Back when I was working on the Fascination, the Carnival Cruise ship I was on from January through May of this year, I made a pretty incredible find in a book shop in Key West, Florida (our every Tuesday morning stop on the way from Miami to Cozumel): a hard cover edition of the complete works of Shakespear (including the sonnets) for $3.50 American! (I later also found in the same place a hard cover edition of the complete writings of Ralph Waldo Emerson for a whole $5.) Since then I've been reading a lot of the Bard. So much great writing. Here's a quote from Richard III:
"But then I sigh, and with a piece of scripture, tell them that God bids us do good for evil. And thus I clothe my naked villainy with odds and ends stol'n forth of Holy writ and seem a saint when most I play the devil."

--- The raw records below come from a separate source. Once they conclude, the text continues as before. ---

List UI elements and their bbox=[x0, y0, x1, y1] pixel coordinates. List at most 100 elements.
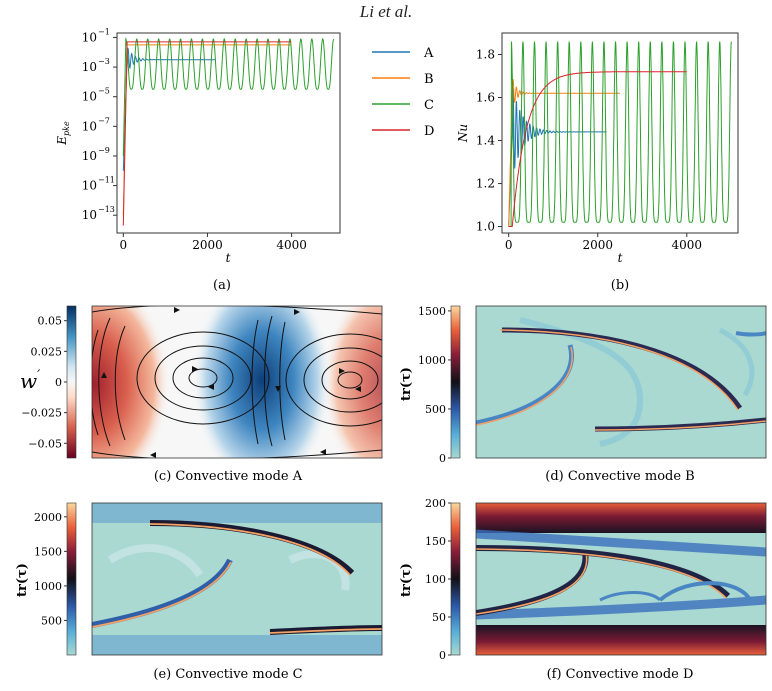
x-axis-label: t bbox=[226, 251, 231, 265]
legend-entry-c: C bbox=[372, 98, 434, 113]
series-c-line bbox=[122, 37, 335, 157]
y-tick-label: 10 bbox=[82, 30, 97, 44]
y-tick-exponent: −7 bbox=[98, 116, 110, 125]
x-tick-label: 2000 bbox=[582, 238, 613, 252]
colorbar-tick-label: 500 bbox=[41, 614, 62, 627]
y-tick-label: 1.4 bbox=[476, 134, 495, 148]
y-tick-exponent: −9 bbox=[98, 146, 110, 155]
colorbar-tick-label: 0 bbox=[439, 452, 446, 465]
caption-e: (e) Convective mode C bbox=[153, 667, 302, 682]
y-axis-label: Epke bbox=[55, 121, 71, 146]
colorbar bbox=[450, 305, 461, 459]
author-header: Li et al. bbox=[359, 2, 413, 21]
y-tick-label: 10 bbox=[82, 90, 97, 104]
series-d-line bbox=[122, 41, 292, 226]
y-tick-label: 1.2 bbox=[476, 177, 495, 191]
caption-b: (b) bbox=[611, 278, 629, 293]
field-plot bbox=[92, 503, 382, 655]
colorbar-tick-label: 0 bbox=[439, 649, 446, 662]
colorbar-label: w′ bbox=[20, 368, 41, 393]
x-ticks: 0 2000 4000 bbox=[505, 233, 702, 252]
legend-entry-a: A bbox=[372, 46, 434, 61]
colorbar-tick-label: 1500 bbox=[34, 545, 62, 558]
y-tick-exponent: −1 bbox=[98, 27, 110, 36]
colorbar-ticks: 200 150 100 50 0 bbox=[425, 497, 451, 662]
y-ticks: 1.0 1.2 1.4 1.6 1.8 bbox=[476, 48, 502, 234]
axes-frame bbox=[501, 32, 739, 234]
y-axis-label: Nu bbox=[456, 124, 470, 143]
colorbar-label: tr(τ) bbox=[15, 563, 30, 597]
colorbar-tick-label: 100 bbox=[425, 573, 446, 586]
y-tick-label: 10 bbox=[82, 208, 97, 222]
y-tick-label: 1.6 bbox=[476, 91, 495, 105]
x-axis-label: t bbox=[618, 251, 623, 265]
series-c-line bbox=[508, 41, 732, 227]
flow-arrows bbox=[101, 307, 361, 458]
series-lines bbox=[508, 41, 732, 227]
field-plot bbox=[476, 306, 766, 458]
colorbar-tick-label: 150 bbox=[425, 535, 446, 548]
series-b-line bbox=[508, 78, 620, 227]
x-tick-label: 0 bbox=[505, 238, 513, 252]
axes-frame bbox=[116, 32, 341, 234]
x-tick-label: 4000 bbox=[672, 238, 703, 252]
series-lines bbox=[122, 37, 335, 226]
series-d-line bbox=[508, 71, 687, 227]
colorbar-tick-label: 200 bbox=[425, 497, 446, 510]
y-tick-label: 1.0 bbox=[476, 220, 495, 234]
y-tick-exponent: −5 bbox=[98, 87, 110, 96]
y-tick-label: 1.8 bbox=[476, 48, 495, 62]
colorbar-tick-label: −0.025 bbox=[21, 407, 62, 420]
panel-b-nusselt-plot: 1.0 1.2 1.4 1.6 1.8 0 2000 4000 t Nu (b) bbox=[456, 32, 739, 293]
series-a-line bbox=[122, 47, 216, 171]
x-tick-label: 0 bbox=[119, 238, 127, 252]
legend-label-a: A bbox=[423, 46, 434, 61]
field-plot bbox=[92, 306, 382, 458]
legend-entry-b: B bbox=[372, 72, 434, 87]
legend-label-b: B bbox=[424, 72, 434, 87]
panel-e-mode-c: 2000 1500 1000 500 tr(τ) (e) Convective mod… bbox=[15, 502, 383, 682]
x-tick-label: 2000 bbox=[192, 238, 223, 252]
panel-f-mode-d: 200 150 100 50 0 tr(τ) (f) Convective mode D bbox=[399, 497, 767, 682]
x-ticks: 0 2000 4000 bbox=[119, 233, 307, 252]
legend-label-d: D bbox=[424, 124, 434, 139]
caption-d: (d) Convective mode B bbox=[545, 469, 694, 484]
panel-c-mode-a: 0.05 0.025 0 −0.025 −0.05 w′ bbox=[20, 305, 383, 484]
y-tick-exponent: −11 bbox=[98, 176, 115, 185]
y-tick-exponent: −13 bbox=[98, 205, 115, 214]
caption-f: (f) Convective mode D bbox=[547, 667, 694, 682]
colorbar-ticks: 1500 1000 500 0 bbox=[418, 305, 451, 465]
series-b-line bbox=[122, 44, 292, 216]
field-plot bbox=[476, 503, 766, 655]
y-tick-exponent: −3 bbox=[98, 57, 110, 66]
colorbar-label: tr(τ) bbox=[399, 367, 414, 401]
colorbar-ticks: 0.05 0.025 0 −0.025 −0.05 bbox=[21, 315, 67, 450]
colorbar bbox=[66, 502, 77, 656]
x-tick-label: 4000 bbox=[276, 238, 307, 252]
colorbar-tick-label: 0 bbox=[55, 376, 62, 389]
colorbar bbox=[450, 502, 461, 656]
colorbar-tick-label: 1000 bbox=[418, 354, 446, 367]
colorbar-tick-label: 1500 bbox=[418, 305, 446, 318]
y-tick-label: 10 bbox=[82, 179, 97, 193]
y-tick-label: 10 bbox=[82, 119, 97, 133]
colorbar-tick-label: 0.025 bbox=[31, 345, 63, 358]
colorbar-tick-label: 2000 bbox=[34, 511, 62, 524]
caption-c: (c) Convective mode A bbox=[154, 469, 303, 484]
series-a-line bbox=[508, 88, 607, 227]
panel-d-mode-b: 1500 1000 500 0 tr(τ) (d) Convective mode B bbox=[399, 305, 767, 484]
caption-a: (a) bbox=[213, 278, 231, 293]
streamlines bbox=[92, 306, 382, 458]
legend: A B C D bbox=[372, 46, 434, 139]
colorbar-tick-label: 50 bbox=[432, 611, 446, 624]
y-tick-label: 10 bbox=[82, 149, 97, 163]
legend-entry-d: D bbox=[372, 124, 434, 139]
y-tick-label: 10 bbox=[82, 60, 97, 74]
colorbar-tick-label: 1000 bbox=[34, 580, 62, 593]
legend-label-c: C bbox=[424, 98, 434, 113]
colorbar-ticks: 2000 1500 1000 500 bbox=[34, 511, 67, 627]
colorbar-tick-label: 0.05 bbox=[38, 315, 63, 328]
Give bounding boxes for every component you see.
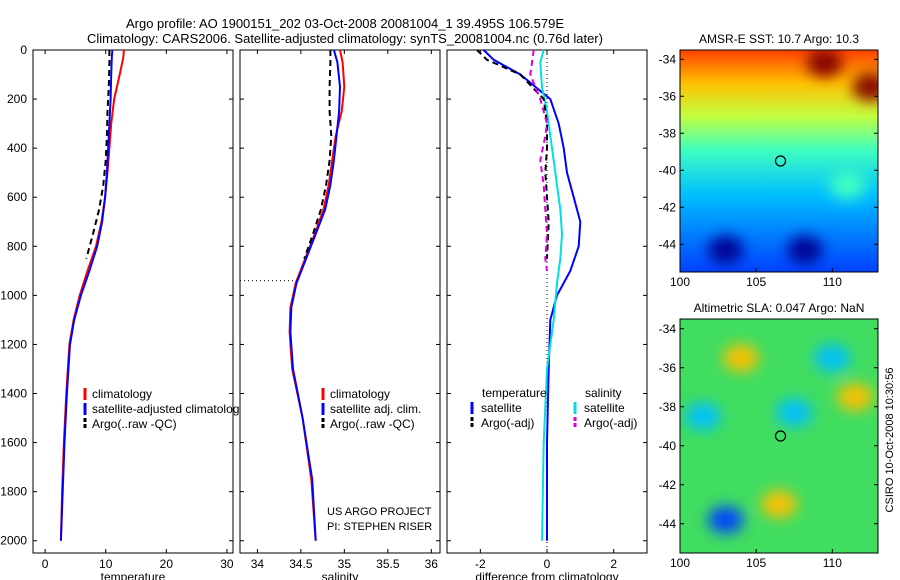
y-tick-label: -36: [659, 89, 677, 103]
map-blob: [806, 50, 843, 77]
y-tick-label: 1800: [0, 485, 27, 499]
y-tick-label: 0: [20, 43, 27, 57]
legend-label: Argo(..raw -QC): [330, 417, 415, 431]
y-tick-label: -42: [659, 200, 677, 214]
y-tick-label: -34: [659, 52, 677, 66]
argo-position-marker: [774, 430, 787, 442]
pi-label: PI: STEPHEN RISER: [327, 521, 432, 533]
series-line: [289, 49, 342, 541]
x-tick-label: 110: [823, 275, 842, 289]
x-tick-label: 35.5: [376, 557, 400, 571]
map-blob: [829, 171, 866, 200]
figure-title-line2: Climatology: CARS2006. Satellite-adjuste…: [87, 31, 603, 46]
series-line: [539, 49, 564, 541]
map-blob: [761, 490, 797, 519]
x-tick-label: 105: [746, 275, 766, 289]
y-tick-label: 200: [7, 92, 27, 106]
series-line: [303, 50, 333, 259]
x-axis-label: difference from climatology: [475, 570, 618, 580]
x-tick-label: 110: [823, 556, 842, 570]
axes-frame: [239, 49, 441, 554]
x-tick-label: 36: [425, 557, 439, 571]
map-background: [680, 50, 878, 272]
x-tick-label: 2: [610, 557, 617, 571]
x-tick-label: 34.5: [289, 557, 313, 571]
y-tick-label: -44: [659, 237, 677, 251]
map-blob: [684, 402, 721, 431]
y-tick-label: -42: [659, 478, 677, 492]
salinity-panel: 34 34.5 35 35.5 36 salinity climatologysatelli…: [239, 49, 441, 580]
map-blob: [776, 398, 813, 427]
x-tick-label: 10: [99, 557, 113, 571]
y-tick-label: -34: [659, 322, 677, 336]
series-line: [529, 49, 549, 271]
series-line: [85, 50, 111, 259]
y-tick-label: 600: [7, 190, 27, 204]
x-tick-label: 0: [544, 557, 551, 571]
y-tick-label: 800: [7, 239, 27, 253]
y-tick-label: 1200: [0, 337, 27, 351]
x-axis-label: temperature: [101, 570, 166, 580]
y-tick-label: -36: [659, 361, 677, 375]
legend-label: satellite: [481, 401, 522, 415]
map-blob: [852, 73, 878, 101]
map-blob: [837, 383, 874, 411]
y-tick-label: -40: [659, 163, 677, 177]
sla-map-panel: 100 105 110 -34 -36 -38 -40 -42 -44 Altimetric SL…: [659, 301, 879, 570]
y-tick-label: 1400: [0, 387, 27, 401]
legend-label: climatology: [92, 387, 152, 401]
y-tick-label: 400: [7, 141, 27, 155]
legend-label: Argo(-adj): [584, 416, 637, 430]
map-frame: [679, 49, 879, 273]
legend-label: Argo(..raw -QC): [92, 417, 177, 431]
map-field: [680, 50, 878, 272]
y-tick-label: 2000: [0, 534, 27, 548]
legend-heading: salinity: [585, 386, 622, 400]
x-tick-label: 34: [251, 557, 265, 571]
map-blob: [814, 344, 851, 372]
x-axis-label: salinity: [322, 570, 359, 580]
x-tick-label: 0: [42, 557, 49, 571]
y-tick-label: 1600: [0, 436, 27, 450]
x-tick-label: 35: [338, 557, 352, 571]
x-tick-label: 100: [670, 556, 690, 570]
timestamp-label: CSIRO 10-Oct-2008 10:30:56: [884, 368, 896, 513]
map-blob: [707, 505, 744, 534]
series-line: [59, 49, 114, 541]
x-tick-label: 105: [746, 556, 766, 570]
map-title: AMSR-E SST: 10.7 Argo: 10.3: [699, 32, 859, 46]
sst-map-panel: 100 105 110 -34 -36 -38 -40 -42 -44 AMSR-E SST: 1…: [659, 32, 879, 289]
series-line: [476, 49, 550, 259]
legend-label: satellite: [584, 401, 625, 415]
y-tick-label: -40: [659, 439, 677, 453]
y-tick-label: 1000: [0, 288, 27, 302]
y-tick-label: -38: [659, 400, 677, 414]
map-field: [680, 319, 878, 553]
axes-frame: [32, 49, 234, 554]
figure-title-line1: Argo profile: AO 1900151_202 03-Oct-2008…: [126, 16, 564, 31]
x-tick-label: 30: [220, 557, 234, 571]
map-blob: [786, 235, 823, 264]
argo-position-marker: [774, 155, 787, 167]
legend-label: climatology: [330, 387, 390, 401]
y-tick-label: -38: [659, 126, 677, 140]
x-tick-label: -2: [475, 557, 486, 571]
x-tick-label: 100: [670, 275, 690, 289]
map-blob: [722, 344, 759, 372]
y-tick-label: -44: [659, 517, 677, 531]
legend-label: satellite adj. clim.: [330, 402, 421, 416]
legend-label: Argo(-adj): [481, 416, 534, 430]
project-label: US ARGO PROJECT: [327, 506, 432, 518]
legend-heading: temperature: [482, 386, 547, 400]
map-title: Altimetric SLA: 0.047 Argo: NaN: [694, 301, 865, 315]
temperature-panel: 0 10 20 30 0 200 400 600 800 1000 1200 1400 1600 1800…: [0, 43, 245, 580]
x-tick-label: 20: [160, 557, 174, 571]
map-blob: [707, 235, 744, 264]
legend-label: satellite-adjusted climatology: [92, 402, 245, 416]
map-frame: [679, 318, 879, 554]
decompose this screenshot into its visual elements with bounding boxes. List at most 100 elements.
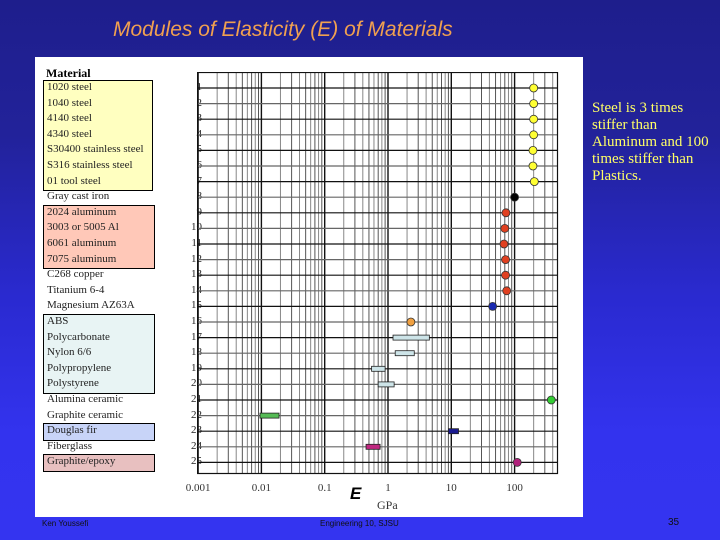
material-number: 6 (196, 159, 203, 171)
material-name: C268 copper (47, 268, 104, 281)
data-point (488, 301, 498, 311)
material-name: 1040 steel (47, 96, 92, 109)
legend-item: 4340 steel 4 (47, 127, 202, 142)
footer-course: Engineering 10, SJSU (320, 519, 399, 528)
slide-title: Modules of Elasticity (E) of Materials (113, 18, 453, 41)
material-number: 17 (191, 330, 202, 343)
material-name: 4340 steel (47, 127, 92, 140)
legend-item: Graphite ceramic 22 (47, 408, 202, 423)
material-number: 23 (191, 424, 202, 437)
material-number: 1 (196, 81, 203, 93)
log-grid-chart (197, 72, 559, 475)
material-name: Titanium 6-4 (47, 283, 105, 296)
material-number: 13 (191, 268, 202, 281)
data-point (528, 161, 538, 171)
x-tick-label: 0.01 (251, 482, 272, 494)
range-bar (377, 381, 395, 388)
material-name: Fiberglass (47, 439, 93, 452)
legend-item: C268 copper 13 (47, 267, 202, 282)
legend-item: Alumina ceramic 21 (47, 392, 202, 407)
legend-item: S316 stainless steel 6 (47, 158, 202, 173)
material-name: Magnesium AZ63A (47, 299, 135, 312)
material-name: Gray cast iron (47, 190, 110, 203)
data-point (500, 223, 510, 233)
data-point (501, 270, 510, 280)
data-point (529, 99, 539, 109)
legend-item: Gray cast iron 8 (47, 189, 202, 204)
material-number: 21 (191, 393, 202, 405)
x-axis-label: E (350, 484, 362, 503)
data-point (528, 146, 538, 155)
material-name: 3003 or 5005 Al (47, 221, 119, 234)
range-bar (371, 365, 386, 372)
material-name: Nylon 6/6 (47, 346, 92, 359)
material-number: 19 (191, 361, 202, 374)
data-point (501, 208, 511, 218)
legend-group-aluminums (43, 204, 155, 270)
legend-item: 01 tool steel 7 (47, 174, 202, 189)
legend-item: ABS 16 (47, 314, 202, 329)
legend-header: Material (46, 66, 91, 80)
legend-group-steels (43, 80, 153, 192)
data-point (529, 130, 539, 140)
range-bar (394, 350, 415, 357)
material-number: 4 (196, 127, 203, 140)
material-number: 25 (191, 455, 202, 468)
legend-item: Titanium 6-4 14 (47, 283, 202, 298)
material-name: Polypropylene (47, 361, 112, 374)
legend-item: 1020 steel 1 (47, 80, 202, 95)
material-number: 24 (191, 439, 202, 452)
material-number: 14 (191, 283, 202, 296)
data-point (510, 192, 520, 202)
legend-item: Graphite/epoxy 25 (47, 454, 202, 469)
material-name: 2024 aluminum (47, 205, 117, 218)
legend-item: S30400 stainless steel 5 (47, 142, 202, 157)
data-point (512, 457, 522, 467)
range-bar (365, 443, 381, 450)
legend-item: Douglas fir 23 (47, 423, 202, 438)
data-point (499, 239, 509, 249)
material-number: 10 (191, 221, 202, 234)
material-name: Alumina ceramic (47, 393, 124, 405)
material-number: 20 (191, 377, 202, 390)
legend-item: Fiberglass 24 (47, 439, 202, 454)
x-tick-label: 1 (385, 482, 391, 494)
material-name: ABS (47, 315, 69, 327)
legend-group-plastics (43, 314, 155, 394)
legend-item: Polycarbonate 17 (47, 330, 202, 345)
plot-area (197, 72, 559, 475)
legend-item: Nylon 6/6 18 (47, 345, 202, 360)
legend-item: 2024 aluminum 9 (47, 205, 202, 220)
material-name: 4140 steel (47, 112, 92, 125)
legend-item: 4140 steel 3 (47, 111, 202, 126)
legend-item: Polystyrene 20 (47, 376, 202, 391)
x-tick-label: 100 (506, 482, 523, 494)
material-number: 9 (196, 205, 203, 218)
range-bar (448, 428, 459, 435)
material-name: 6061 aluminum (47, 237, 117, 249)
data-point (501, 255, 510, 265)
material-number: 15 (191, 299, 202, 312)
material-number: 11 (191, 237, 202, 249)
legend-item: 7075 aluminum 12 (47, 252, 202, 267)
legend-item: Polypropylene 19 (47, 361, 202, 376)
material-name: 1020 steel (47, 81, 92, 93)
data-point (529, 83, 539, 93)
material-name: 7075 aluminum (47, 252, 117, 265)
data-point (546, 395, 556, 405)
range-bar (392, 334, 430, 341)
data-point (502, 286, 512, 296)
material-number: 2 (196, 96, 203, 109)
material-name: S316 stainless steel (47, 159, 133, 171)
callout-note: Steel is 3 times stiffer than Aluminum a… (592, 100, 709, 184)
x-axis-unit: GPa (377, 498, 398, 512)
legend-item: 6061 aluminum 11 (47, 236, 202, 251)
material-name: Douglas fir (47, 424, 97, 437)
material-number: 12 (191, 252, 202, 265)
range-bar (259, 412, 280, 419)
page-number: 35 (668, 517, 680, 528)
data-point (529, 177, 539, 186)
material-name: Graphite/epoxy (47, 455, 116, 468)
x-tick-label: 0.1 (317, 482, 332, 494)
material-name: Polystyrene (47, 377, 99, 390)
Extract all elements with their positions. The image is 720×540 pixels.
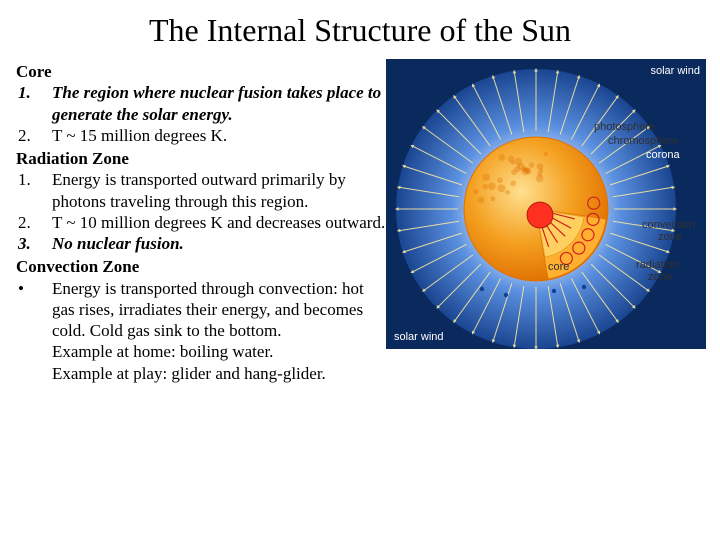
slide: The Internal Structure of the Sun Core 1…: [0, 0, 720, 540]
convection-item-1: • Energy is transported through convecti…: [16, 278, 386, 342]
radiation-item-2: 2. T ~ 10 million degrees K and decrease…: [16, 212, 386, 233]
list-marker: 3.: [16, 233, 52, 254]
list-marker: 2.: [16, 125, 52, 146]
core-item-2: 2. T ~ 15 million degrees K.: [16, 125, 386, 146]
list-marker: [16, 341, 52, 362]
list-text: Energy is transported outward primarily …: [52, 169, 386, 212]
list-marker: •: [16, 278, 52, 342]
list-marker: [16, 363, 52, 384]
core-heading: Core: [16, 61, 386, 82]
list-text: T ~ 10 million degrees K and decreases o…: [52, 212, 386, 233]
label-core: core: [548, 261, 569, 273]
list-text: The region where nuclear fusion takes pl…: [52, 82, 386, 125]
convection-item-2: Example at home: boiling water.: [16, 341, 386, 362]
list-text: No nuclear fusion.: [52, 233, 386, 254]
convection-item-3: Example at play: glider and hang-glider.: [16, 363, 386, 384]
list-marker: 2.: [16, 212, 52, 233]
radiation-item-3: 3. No nuclear fusion.: [16, 233, 386, 254]
core-item-1: 1. The region where nuclear fusion takes…: [16, 82, 386, 125]
radiation-item-1: 1. Energy is transported outward primari…: [16, 169, 386, 212]
sun-diagram: solar wind solar wind photosphere chromo…: [386, 59, 706, 349]
text-column: Core 1. The region where nuclear fusion …: [16, 59, 386, 384]
label-photosphere: photosphere: [594, 121, 655, 133]
convection-heading: Convection Zone: [16, 256, 386, 277]
sun-diagram-svg: [386, 59, 706, 349]
page-title: The Internal Structure of the Sun: [0, 0, 720, 59]
label-radiation-a: radiation: [636, 259, 678, 271]
label-solar-wind-top: solar wind: [650, 65, 700, 77]
label-radiation-b: zone: [648, 271, 672, 283]
list-marker: 1.: [16, 82, 52, 125]
list-text: Energy is transported through convection…: [52, 278, 386, 342]
label-corona: corona: [646, 149, 680, 161]
diagram-column: solar wind solar wind photosphere chromo…: [386, 59, 704, 384]
label-chromosphere: chromosphere: [608, 135, 678, 147]
label-convection-a: convection: [642, 219, 695, 231]
radiation-heading: Radiation Zone: [16, 148, 386, 169]
list-text: Example at home: boiling water.: [52, 341, 386, 362]
list-marker: 1.: [16, 169, 52, 212]
list-text: Example at play: glider and hang-glider.: [52, 363, 386, 384]
label-solar-wind-bottom: solar wind: [394, 331, 444, 343]
list-text: T ~ 15 million degrees K.: [52, 125, 386, 146]
label-convection-b: zone: [658, 231, 682, 243]
content-row: Core 1. The region where nuclear fusion …: [0, 59, 720, 384]
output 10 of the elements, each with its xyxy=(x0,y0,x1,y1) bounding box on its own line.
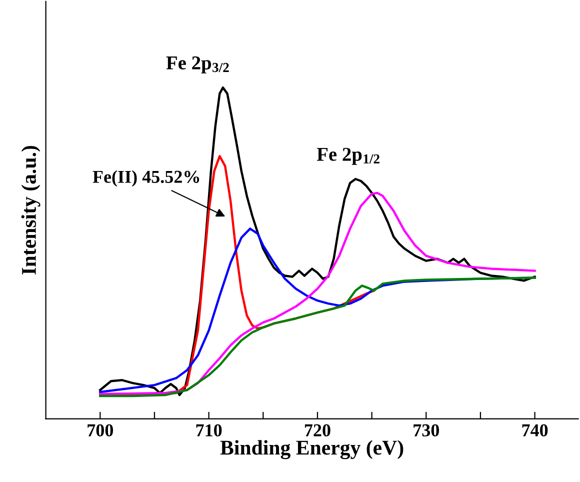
annotation: Fe 2p$_{1/2}$ xyxy=(316,148,380,165)
annotation: Fe(II) 45.52% xyxy=(92,170,200,187)
x-tick-label: 720 xyxy=(304,424,330,436)
x-tick-label: 700 xyxy=(88,424,114,436)
x-tick-label: 730 xyxy=(414,424,439,436)
x-axis-title: Binding Energy (eV) xyxy=(220,440,404,460)
x-tick-label: 710 xyxy=(196,424,222,436)
annotation: Fe 2p$_{3/2}$ xyxy=(166,56,229,74)
y-axis-title: Intensity (a.u.) xyxy=(21,146,40,275)
x-tick-label: 740 xyxy=(522,424,548,436)
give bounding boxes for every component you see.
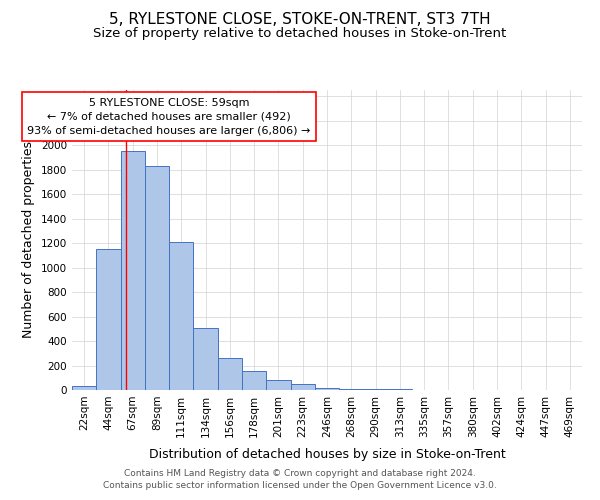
Bar [242,371,266,390]
Text: Contains HM Land Registry data © Crown copyright and database right 2024.
Contai: Contains HM Land Registry data © Crown c… [103,468,497,490]
Text: 5 RYLESTONE CLOSE: 59sqm
← 7% of detached houses are smaller (492)
93% of semi-d: 5 RYLESTONE CLOSE: 59sqm ← 7% of detache… [28,98,311,136]
Bar [193,328,218,390]
Text: 5, RYLESTONE CLOSE, STOKE-ON-TRENT, ST3 7TH: 5, RYLESTONE CLOSE, STOKE-ON-TRENT, ST3 … [109,12,491,28]
Y-axis label: Number of detached properties: Number of detached properties [22,142,35,338]
Bar [266,380,290,390]
Bar [96,249,121,390]
Bar [72,386,96,390]
Bar [315,388,339,390]
Text: Size of property relative to detached houses in Stoke-on-Trent: Size of property relative to detached ho… [94,28,506,40]
Bar [218,358,242,390]
Bar [364,389,388,390]
Bar [339,388,364,390]
Bar [121,151,145,390]
Bar [290,384,315,390]
Bar [169,242,193,390]
Bar [145,166,169,390]
X-axis label: Distribution of detached houses by size in Stoke-on-Trent: Distribution of detached houses by size … [149,448,505,461]
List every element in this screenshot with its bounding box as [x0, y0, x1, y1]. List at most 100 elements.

By no means do I mean to imply anything self-descriptive by me posting this, but what a perfect description of the pure (though apparently historically inaccurate; the demonizing of Richard being a production of the later Tudor kings that succeeded the York dynasty that Richard had been the last King of England from; see http://en.wikipedia.org/wiki/Richard_III_of_England) evil that Shakespeare charaacterized so brilliantly in that play. Ian McKellen's (of Lord of the Rings Gandalf fame) film version is well worth seeing if you're at all interested.